“All patients should be treated to get their disease to at least a low level of disease activity (even better, to remission),” he said. He emphasized that rheumatologists need to be more aggressive in their use of methotrexate (MTX) in this stepped-up approach to disease management with the conventional disease-modifying antirheumatic drugs (DMARDs).
He urges rheumatologists to start with aggressive treatment with MTX that may include pushing the dose up to 25 mg per week subcutaneously. “This will control 28% to 45% of patients,” he said. In patients in whom this is an insufficient target to control active disease, he advises using triple therapy. “This will control 25% more of patients,” he said. If this treatment still doesn’t reach the target, he then would move on to the use of biologics.
He emphasized, however, that before patients move on to expensive biologics they should use triple therapy.
To support this treat-to-target approach, he cited evidence from five investigator-initiated trials over the past 10 years that he said show that conventional DMARD therapy should be the first option in the initial treatment of RA and in patients with active disease despite treatment with MTX (see Table 1).
He said that the TEAR, BeSt, and TICORA trials all clearly show that patients with new-onset RA treated to target with strategies that start with DMARD combinations have comparable clinical outcomes to patients started on biologics. He also highlighted the most recent findings from the RACAT trial that showed for the first time that triple therapy is noninferior to etanercept clinically and radiographically in patients with RA who have active disease despite MTX treatment.

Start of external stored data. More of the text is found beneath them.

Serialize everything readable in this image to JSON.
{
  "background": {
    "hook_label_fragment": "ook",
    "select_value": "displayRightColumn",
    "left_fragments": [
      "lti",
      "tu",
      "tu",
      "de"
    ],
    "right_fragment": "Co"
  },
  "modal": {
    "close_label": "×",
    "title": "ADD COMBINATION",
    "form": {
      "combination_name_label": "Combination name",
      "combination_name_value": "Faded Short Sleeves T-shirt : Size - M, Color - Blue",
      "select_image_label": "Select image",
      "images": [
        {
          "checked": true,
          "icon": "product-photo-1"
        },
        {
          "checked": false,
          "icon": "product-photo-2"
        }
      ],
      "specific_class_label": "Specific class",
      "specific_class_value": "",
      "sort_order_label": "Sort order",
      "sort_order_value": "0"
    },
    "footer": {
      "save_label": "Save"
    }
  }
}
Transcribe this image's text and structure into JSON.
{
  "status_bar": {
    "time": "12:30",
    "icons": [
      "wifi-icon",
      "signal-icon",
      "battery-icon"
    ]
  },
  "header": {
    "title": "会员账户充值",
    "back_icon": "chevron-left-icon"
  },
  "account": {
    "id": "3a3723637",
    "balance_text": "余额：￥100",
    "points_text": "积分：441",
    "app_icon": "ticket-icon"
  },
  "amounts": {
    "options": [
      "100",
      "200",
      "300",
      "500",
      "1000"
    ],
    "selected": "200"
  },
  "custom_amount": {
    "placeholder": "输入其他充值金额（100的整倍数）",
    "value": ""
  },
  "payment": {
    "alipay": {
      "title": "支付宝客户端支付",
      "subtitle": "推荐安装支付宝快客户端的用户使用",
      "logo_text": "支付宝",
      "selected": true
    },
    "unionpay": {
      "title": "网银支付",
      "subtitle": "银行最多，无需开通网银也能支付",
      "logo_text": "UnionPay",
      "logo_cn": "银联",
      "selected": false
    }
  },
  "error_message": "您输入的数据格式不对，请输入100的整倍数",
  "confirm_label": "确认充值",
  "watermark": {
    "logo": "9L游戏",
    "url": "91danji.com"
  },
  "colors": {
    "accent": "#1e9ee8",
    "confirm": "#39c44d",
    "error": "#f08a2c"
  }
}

In discussing the Swefot trial, he pointed out that this was not a treat-to-target trial and emphasized that the data from the trial showed no clinical differences at six, nine, or 24 months between patients with early RA who fail MTX treated with the addition of infliximab or those treated with conventional DMARDs.
Underlying the focus on the treat-to-target approach was the emphasis on trying the lower-cost DMARDs before moving on to the much costlier biologics. He used the analogy of a three-legged stool to emphasize the three main issues that need to be considered to support choosing one therapy over another. Along with efficacy and toxicity, cost is equally important to consider. “No healthcare system in the world can afford to have more than 50% of patients with RA on biological therapy,” he said, adding that, fortunately, with the data now available, quality care can be provided much less expensively.